Un’impresa che porta l’inventore di Harry Rabbit Angstrom – il famoso Coniglio, creatura che attraversa la società americana per mezzo Novecento e giunto da noi per la prima volta negli anni Settanta – ad allestire un universo “scritto” in cui un “doppio” non casuale narra le proprie peripezie in giro per il mondo partendo proprio da quel luogo men che innocente che era la Russia post-Chruščëv. Nei panni del ricco e grande romanziere ebreo, Bech prende forma tra le mani eccellenti di Updike, capace di grande divertimento nelle epopee letterarie americane del secolo scorso, dove tutti sono contro tutti e la minuzia dei particolari contribuisce all’affresco biografico dell’epoca. Con questo corposo volume si viene a sapere quel che concerne situazioni e vendette fra ebrei e gentili, in un paese dove nemmeno Proust avrebbe potuto far qualcosa di più rispetto a quanto gli autori citati hanno virtuosisticamente scambiato col resto del mondo.

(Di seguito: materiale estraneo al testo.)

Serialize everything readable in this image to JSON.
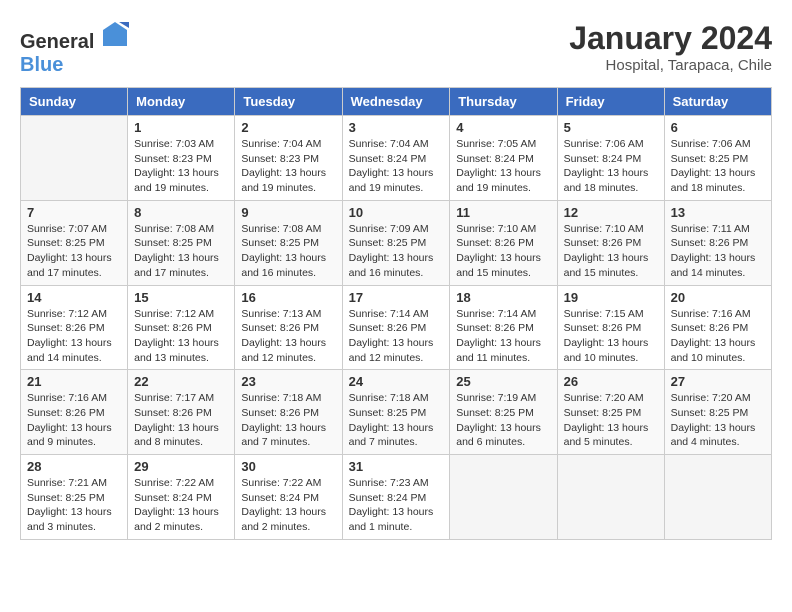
{
  "header": {
    "logo_general": "General",
    "logo_blue": "Blue",
    "month_year": "January 2024",
    "location": "Hospital, Tarapaca, Chile"
  },
  "days_of_week": [
    "Sunday",
    "Monday",
    "Tuesday",
    "Wednesday",
    "Thursday",
    "Friday",
    "Saturday"
  ],
  "weeks": [
    [
      {
        "day": "",
        "sunrise": "",
        "sunset": "",
        "daylight": ""
      },
      {
        "day": "1",
        "sunrise": "Sunrise: 7:03 AM",
        "sunset": "Sunset: 8:23 PM",
        "daylight": "Daylight: 13 hours and 19 minutes."
      },
      {
        "day": "2",
        "sunrise": "Sunrise: 7:04 AM",
        "sunset": "Sunset: 8:23 PM",
        "daylight": "Daylight: 13 hours and 19 minutes."
      },
      {
        "day": "3",
        "sunrise": "Sunrise: 7:04 AM",
        "sunset": "Sunset: 8:24 PM",
        "daylight": "Daylight: 13 hours and 19 minutes."
      },
      {
        "day": "4",
        "sunrise": "Sunrise: 7:05 AM",
        "sunset": "Sunset: 8:24 PM",
        "daylight": "Daylight: 13 hours and 19 minutes."
      },
      {
        "day": "5",
        "sunrise": "Sunrise: 7:06 AM",
        "sunset": "Sunset: 8:24 PM",
        "daylight": "Daylight: 13 hours and 18 minutes."
      },
      {
        "day": "6",
        "sunrise": "Sunrise: 7:06 AM",
        "sunset": "Sunset: 8:25 PM",
        "daylight": "Daylight: 13 hours and 18 minutes."
      }
    ],
    [
      {
        "day": "7",
        "sunrise": "Sunrise: 7:07 AM",
        "sunset": "Sunset: 8:25 PM",
        "daylight": "Daylight: 13 hours and 17 minutes."
      },
      {
        "day": "8",
        "sunrise": "Sunrise: 7:08 AM",
        "sunset": "Sunset: 8:25 PM",
        "daylight": "Daylight: 13 hours and 17 minutes."
      },
      {
        "day": "9",
        "sunrise": "Sunrise: 7:08 AM",
        "sunset": "Sunset: 8:25 PM",
        "daylight": "Daylight: 13 hours and 16 minutes."
      },
      {
        "day": "10",
        "sunrise": "Sunrise: 7:09 AM",
        "sunset": "Sunset: 8:25 PM",
        "daylight": "Daylight: 13 hours and 16 minutes."
      },
      {
        "day": "11",
        "sunrise": "Sunrise: 7:10 AM",
        "sunset": "Sunset: 8:26 PM",
        "daylight": "Daylight: 13 hours and 15 minutes."
      },
      {
        "day": "12",
        "sunrise": "Sunrise: 7:10 AM",
        "sunset": "Sunset: 8:26 PM",
        "daylight": "Daylight: 13 hours and 15 minutes."
      },
      {
        "day": "13",
        "sunrise": "Sunrise: 7:11 AM",
        "sunset": "Sunset: 8:26 PM",
        "daylight": "Daylight: 13 hours and 14 minutes."
      }
    ],
    [
      {
        "day": "14",
        "sunrise": "Sunrise: 7:12 AM",
        "sunset": "Sunset: 8:26 PM",
        "daylight": "Daylight: 13 hours and 14 minutes."
      },
      {
        "day": "15",
        "sunrise": "Sunrise: 7:12 AM",
        "sunset": "Sunset: 8:26 PM",
        "daylight": "Daylight: 13 hours and 13 minutes."
      },
      {
        "day": "16",
        "sunrise": "Sunrise: 7:13 AM",
        "sunset": "Sunset: 8:26 PM",
        "daylight": "Daylight: 13 hours and 12 minutes."
      },
      {
        "day": "17",
        "sunrise": "Sunrise: 7:14 AM",
        "sunset": "Sunset: 8:26 PM",
        "daylight": "Daylight: 13 hours and 12 minutes."
      },
      {
        "day": "18",
        "sunrise": "Sunrise: 7:14 AM",
        "sunset": "Sunset: 8:26 PM",
        "daylight": "Daylight: 13 hours and 11 minutes."
      },
      {
        "day": "19",
        "sunrise": "Sunrise: 7:15 AM",
        "sunset": "Sunset: 8:26 PM",
        "daylight": "Daylight: 13 hours and 10 minutes."
      },
      {
        "day": "20",
        "sunrise": "Sunrise: 7:16 AM",
        "sunset": "Sunset: 8:26 PM",
        "daylight": "Daylight: 13 hours and 10 minutes."
      }
    ],
    [
      {
        "day": "21",
        "sunrise": "Sunrise: 7:16 AM",
        "sunset": "Sunset: 8:26 PM",
        "daylight": "Daylight: 13 hours and 9 minutes."
      },
      {
        "day": "22",
        "sunrise": "Sunrise: 7:17 AM",
        "sunset": "Sunset: 8:26 PM",
        "daylight": "Daylight: 13 hours and 8 minutes."
      },
      {
        "day": "23",
        "sunrise": "Sunrise: 7:18 AM",
        "sunset": "Sunset: 8:26 PM",
        "daylight": "Daylight: 13 hours and 7 minutes."
      },
      {
        "day": "24",
        "sunrise": "Sunrise: 7:18 AM",
        "sunset": "Sunset: 8:25 PM",
        "daylight": "Daylight: 13 hours and 7 minutes."
      },
      {
        "day": "25",
        "sunrise": "Sunrise: 7:19 AM",
        "sunset": "Sunset: 8:25 PM",
        "daylight": "Daylight: 13 hours and 6 minutes."
      },
      {
        "day": "26",
        "sunrise": "Sunrise: 7:20 AM",
        "sunset": "Sunset: 8:25 PM",
        "daylight": "Daylight: 13 hours and 5 minutes."
      },
      {
        "day": "27",
        "sunrise": "Sunrise: 7:20 AM",
        "sunset": "Sunset: 8:25 PM",
        "daylight": "Daylight: 13 hours and 4 minutes."
      }
    ],
    [
      {
        "day": "28",
        "sunrise": "Sunrise: 7:21 AM",
        "sunset": "Sunset: 8:25 PM",
        "daylight": "Daylight: 13 hours and 3 minutes."
      },
      {
        "day": "29",
        "sunrise": "Sunrise: 7:22 AM",
        "sunset": "Sunset: 8:24 PM",
        "daylight": "Daylight: 13 hours and 2 minutes."
      },
      {
        "day": "30",
        "sunrise": "Sunrise: 7:22 AM",
        "sunset": "Sunset: 8:24 PM",
        "daylight": "Daylight: 13 hours and 2 minutes."
      },
      {
        "day": "31",
        "sunrise": "Sunrise: 7:23 AM",
        "sunset": "Sunset: 8:24 PM",
        "daylight": "Daylight: 13 hours and 1 minute."
      },
      {
        "day": "",
        "sunrise": "",
        "sunset": "",
        "daylight": ""
      },
      {
        "day": "",
        "sunrise": "",
        "sunset": "",
        "daylight": ""
      },
      {
        "day": "",
        "sunrise": "",
        "sunset": "",
        "daylight": ""
      }
    ]
  ]
}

Le cose serie e meno serie della letteratura sono portate in giro da Bech in svariati modi e con risorse oggi quasi del tutto dimenticate, così come Updike ha attraversato con la sua opera (onnivora, se ci pensiamo: romanzi, saggi, poesie) spesso irresistibile e mimetica. Accuratezza sessuale, mondana, e un certo romanticismo, interessarono Arbasino, che a proposito parlò di “una forma di autobiografia”. Vero è che le avventure di Bech si dividono fra politica liberal e riscontri sessuali, con una ricchezza di autentici dettagli in grado di irretire il lettore contemporaneo dotato di un buon naso vintage. Lo stesso individuo che visiona il film di un Novecento a doppia faccia, ogni volta alle prese con la cromatica dotazione americana e le sepolcrali promenade (leggi letterature) europee.
Alter ego, dunque, sembra riduttivo per un personaggio che tiene in sé scrittori oltremodo noti – a cui Updike guarda con occhi scintillanti – e dalle molteplici responsabilità letterarie esplosive tutte riunite in un intero secolo. Come questi accolsero lo humour, sparso senza avarizia nei racconti, può essere argomento di varietà e approcci pettegoli, però sappiamo che il (quasi sempre) catastrofico critico Harold Bloom inserì Updike, non casualmente e non senza effetti, nel suo canone occidentale. La conoscenza perfetta del mondo in cui è inserito lo scrittore di Reading, l’enormità dello stile e una certa spinta mainstream hanno giovato non poco a una carriera che ha avuto dalla sua, e per tre decenni, uno specchio chiamato Henry Bech: e che sapeva tutto.